Nine million people migrated annually from one state to another either for work or educational purposes, according to the Economic Survey of India, 2017. India had a total of 139 million internal migrants (inter and intra-state movement), according to the 2011 Census estimates.

The size of the inter-state migrant workforce in the country was estimated to be over 100 million (10 crores) in 2016 in absolute terms, Santosh Kumar Gangwar, Union Minister of State for Labour and Employment stated in Lok Sabha recently.

Most of the migrants belonged to states like Bihar, Uttar Pradesh, Madhya Pradesh, West Bengal and Rajasthan. The major destinations for these migrants were Delhi, Maharashtra, Gujarat, Tamil Nadu and Kerala.

Millions of such people are stranded now and are clueless about what is in store for them in the days ahead.

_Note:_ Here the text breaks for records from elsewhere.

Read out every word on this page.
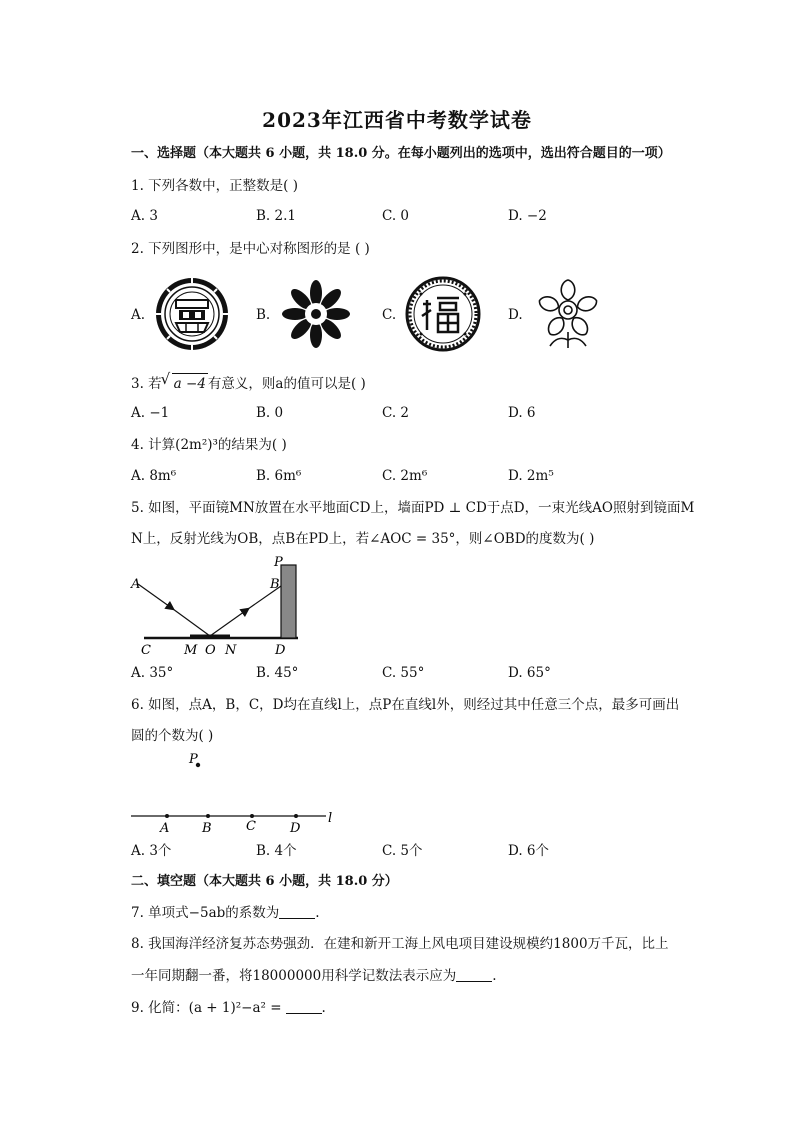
2023年江西省中考数学试卷
一、选择题（本大题共 6 小题，共 18.0 分。在每小题列出的选项中，选出符合题目的一项）
1. 下列各数中，正整数是( )
A. 3	B. 2.1	C. 0	D. −2
2. 下列图形中，是中心对称图形的是 ( )
A.	B.	C.	D.
3. 若√ a −4 有意义，则a的值可以是( )
A. −1	B. 0	C. 2	D. 6
4. 计算(2m²)³的结果为( )
A. 8m⁶	B. 6m⁶	C. 2m⁶	D. 2m⁵
5. 如图，平面镜MN放置在水平地面CD上，墙面PD ⊥ CD于点D，一束光线AO照射到镜面M
N上，反射光线为OB，点B在PD上，若∠AOC = 35°，则∠OBD的度数为( )
A
P
B
C	M O N	D
A. 35°	B. 45°	C. 55°	D. 65°
6. 如图，点A，B，C，D均在直线l上，点P在直线l外，则经过其中任意三个点，最多可画出
圆的个数为( )
P
A	B	C	D
l
A. 3个	B. 4个	C. 5个	D. 6个
二、填空题（本大题共 6 小题，共 18.0 分）
7. 单项式−5ab的系数为	.
8. 我国海洋经济复苏态势强劲．在建和新开工海上风电项目建设规模约1800万千瓦，比上
一年同期翻一番，将18000000用科学记数法表示应为	.
9. 化简：(a + 1)²−a² =	.
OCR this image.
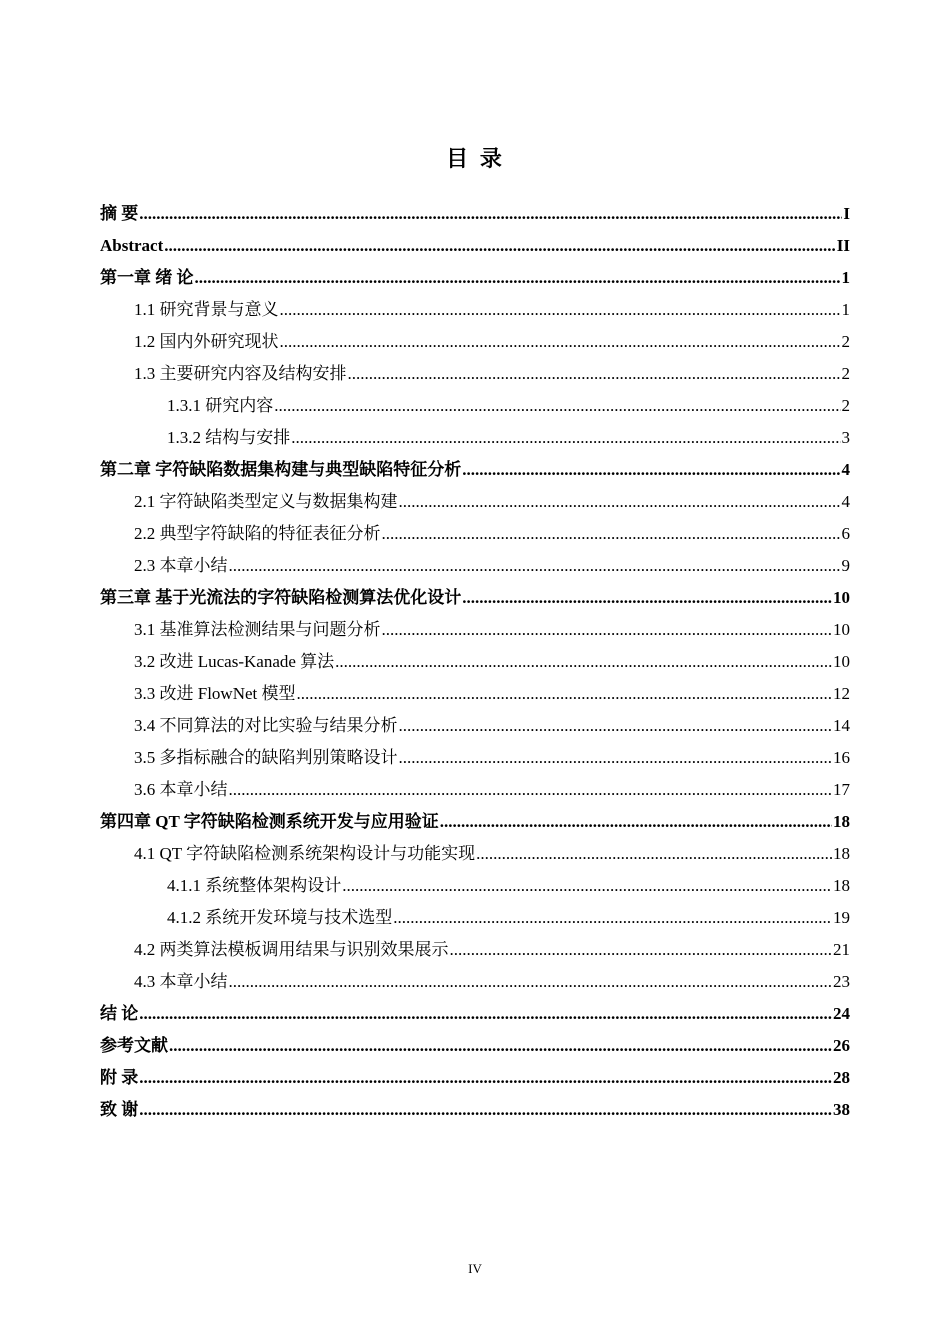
目 录
摘 要 .....	I
Abstract .....	II
第一章 绪 论 .....	1
1.1 研究背景与意义 .....	1
1.2 国内外研究现状 .....	2
1.3 主要研究内容及结构安排 .....	2
1.3.1 研究内容 .....	2
1.3.2 结构与安排 .....	3
第二章 字符缺陷数据集构建与典型缺陷特征分析 .....	4
2.1 字符缺陷类型定义与数据集构建 .....	4
2.2 典型字符缺陷的特征表征分析 .....	6
2.3 本章小结 .....	9
第三章 基于光流法的字符缺陷检测算法优化设计 .....	10
3.1 基准算法检测结果与问题分析 .....	10
3.2 改进 Lucas-Kanade 算法 .....	10
3.3 改进 FlowNet 模型 .....	12
3.4 不同算法的对比实验与结果分析 .....	14
3.5 多指标融合的缺陷判别策略设计 .....	16
3.6 本章小结 .....	17
第四章 QT 字符缺陷检测系统开发与应用验证 .....	18
4.1 QT 字符缺陷检测系统架构设计与功能实现 .....	18
4.1.1 系统整体架构设计 .....	18
4.1.2 系统开发环境与技术选型 .....	19
4.2 两类算法模板调用结果与识别效果展示 .....	21
4.3 本章小结 .....	23
结 论 .....	24
参考文献 .....	26
附 录 .....	28
致 谢 .....	38
IV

Like Mohammad Idrish, a rickshaw puller in his late forties. On March 23, 2020, when Gautumbudh Nagar in Uttar Pradesh (where Noida is located), along with 80 other districts, was in complete lockdown, he did not get a single passenger to ferry.

He usually sends at least Rs 2,000 to his family in Purnia district of Bihar. Now, he is in a fix as he can neither send money to his family including four children and wife nor arrange food for himself. And, he cannot go home as well since all trains are closed.

Or Seema, a domestic help, who stays in a rented accommodation in Nithari village of Noida along with her husband who is a daily wage worker. 

She was asked by all four households where she worked to not come for work. Some assured her they would pay her money regardless of whether she had worked or not. But she is not sure. Her husband too cannot find any work in the lockdown.

“Immediate relief needs to be announced for these people,” Khera said. “This must include shelter at stadiums and community halls and setting up community kitchens across all such cities, especially at bus and railway stations,” she added.